Kiki se divirtió durante cinco minutos y luego la criada quiso irse y llevarse el látigo.

—No puede ser —dijo Kiki.

Como se le aproximó, Kiki empezó a dar latigazos delante de su cara diciendo:

—Nadie se me acerca.

El crío lloró. Kiki se fue dando latigazos y de vez en cuando se daba la vuelta para burlarse de ellos. Cuando ya no los vio, tiró el látigo, que le incomodaba, detrás de una tapia.

Era un golfillo, hecho para golfillas, uno de esos pillos que nos divierten con sus historias.
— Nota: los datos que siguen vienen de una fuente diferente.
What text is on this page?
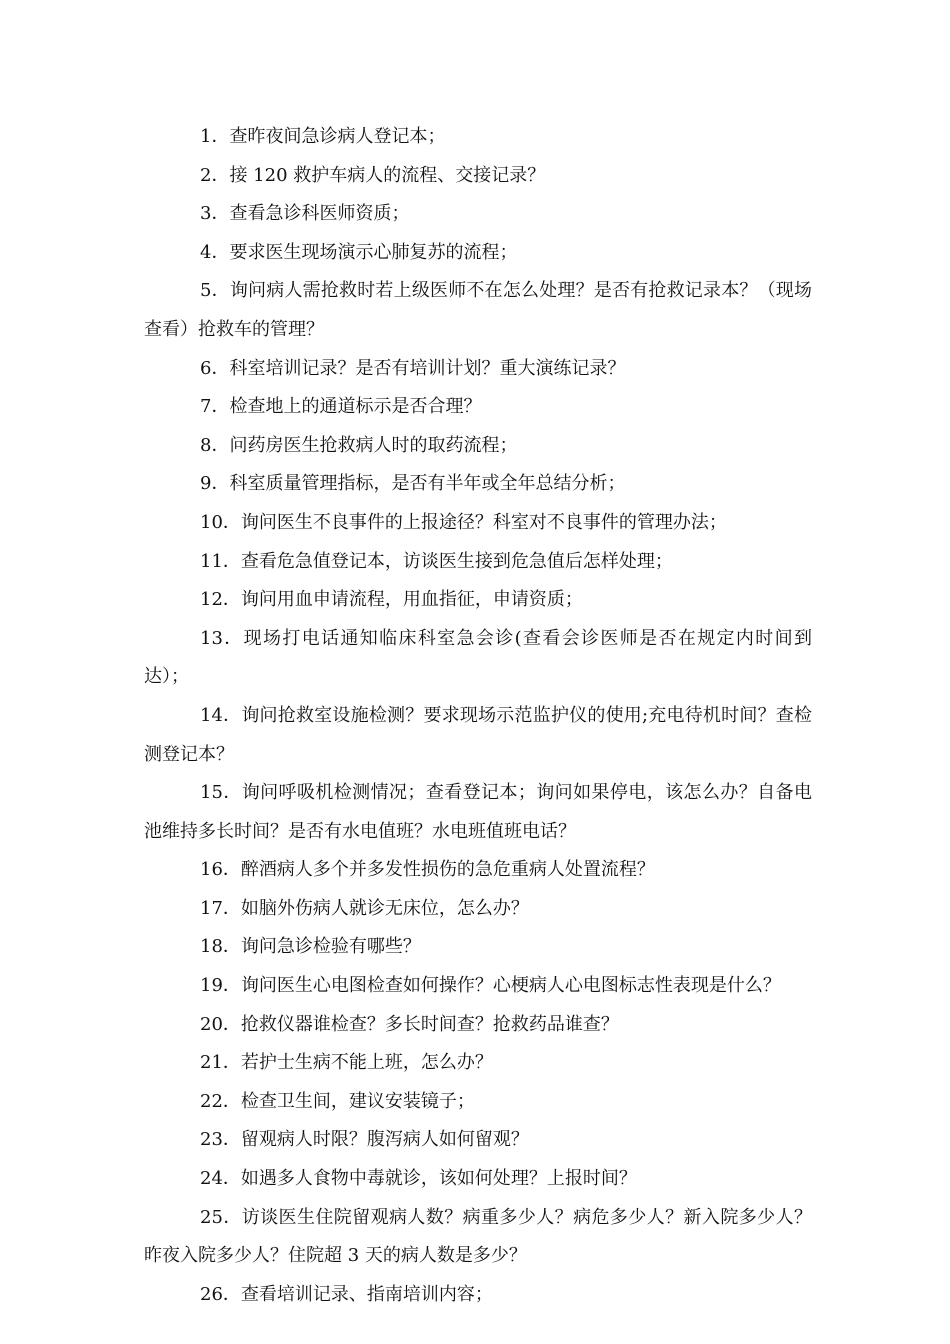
1．查昨夜间急诊病人登记本；

2．接 120 救护车病人的流程、交接记录？

3．查看急诊科医师资质；

4．要求医生现场演示心肺复苏的流程；

5．询问病人需抢救时若上级医师不在怎么处理？是否有抢救记录本？（现场查看）抢救车的管理？

6．科室培训记录？是否有培训计划？重大演练记录？

7．检查地上的通道标示是否合理？

8．问药房医生抢救病人时的取药流程；

9．科室质量管理指标，是否有半年或全年总结分析；

10．询问医生不良事件的上报途径？科室对不良事件的管理办法；

11．查看危急值登记本，访谈医生接到危急值后怎样处理；

12．询问用血申请流程，用血指征，申请资质；

13．现场打电话通知临床科室急会诊(查看会诊医师是否在规定内时间到达）；

14．询问抢救室设施检测？要求现场示范监护仪的使用;充电待机时间？查检测登记本？

15．询问呼吸机检测情况；查看登记本；询问如果停电，该怎么办？自备电池维持多长时间？是否有水电值班？水电班值班电话？

16．醉酒病人多个并多发性损伤的急危重病人处置流程？

17．如脑外伤病人就诊无床位，怎么办？

18．询问急诊检验有哪些？

19．询问医生心电图检查如何操作？心梗病人心电图标志性表现是什么？

20．抢救仪器谁检查？多长时间查？抢救药品谁查？

21．若护士生病不能上班，怎么办？

22．检查卫生间，建议安装镜子；

23．留观病人时限？腹泻病人如何留观？

24．如遇多人食物中毒就诊，该如何处理？上报时间？

25．访谈医生住院留观病人数？病重多少人？病危多少人？新入院多少人？昨夜入院多少人？住院超 3 天的病人数是多少？

26．查看培训记录、指南培训内容；
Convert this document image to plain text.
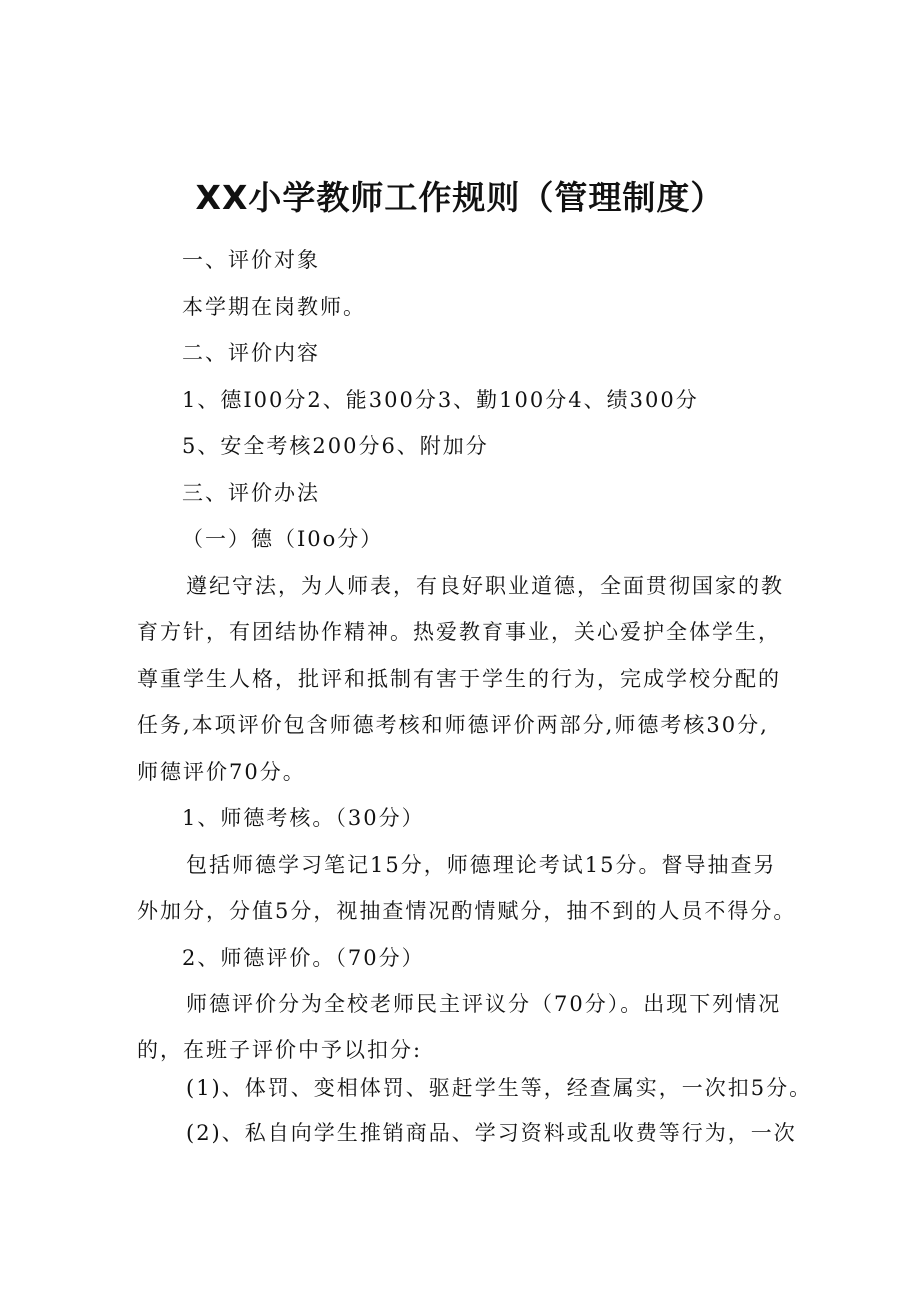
XX小学教师工作规则（管理制度）

一、评价对象

本学期在岗教师。

二、评价内容

1、德I00分2、能300分3、勤100分4、绩300分

5、安全考核200分6、附加分

三、评价办法

（一）德（I0o分）

遵纪守法，为人师表，有良好职业道德，全面贯彻国家的教

育方针，有团结协作精神。热爱教育事业，关心爱护全体学生，

尊重学生人格，批评和抵制有害于学生的行为，完成学校分配的

任务,本项评价包含师德考核和师德评价两部分,师德考核30分,

师德评价70分。

1、师德考核。（30分）

包括师德学习笔记15分，师德理论考试15分。督导抽查另

外加分，分值5分，视抽查情况酌情赋分，抽不到的人员不得分。

2、师德评价。（70分）

师德评价分为全校老师民主评议分（70分）。出现下列情况

的，在班子评价中予以扣分:

(1)、体罚、变相体罚、驱赶学生等，经查属实，一次扣5分。

(2)、私自向学生推销商品、学习资料或乱收费等行为，一次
Berthe cedió medio en broma, e hizo mal porque una mujer que se respeta a sí misma tiene que elegir a un hombre que sirva para algo.

Berthe se encontraba a veces con el Jules el Grande, que, en los primeros tiempos, la detenía siempre y le hablaba como a la mujer de un amigo. La llamaba «señora». Pero cuando se enteró de su conducta, dejó de hablarle y la miraba pasar con la cabeza erguida como un soldado en armas mira a los que violan la disciplina y la ley.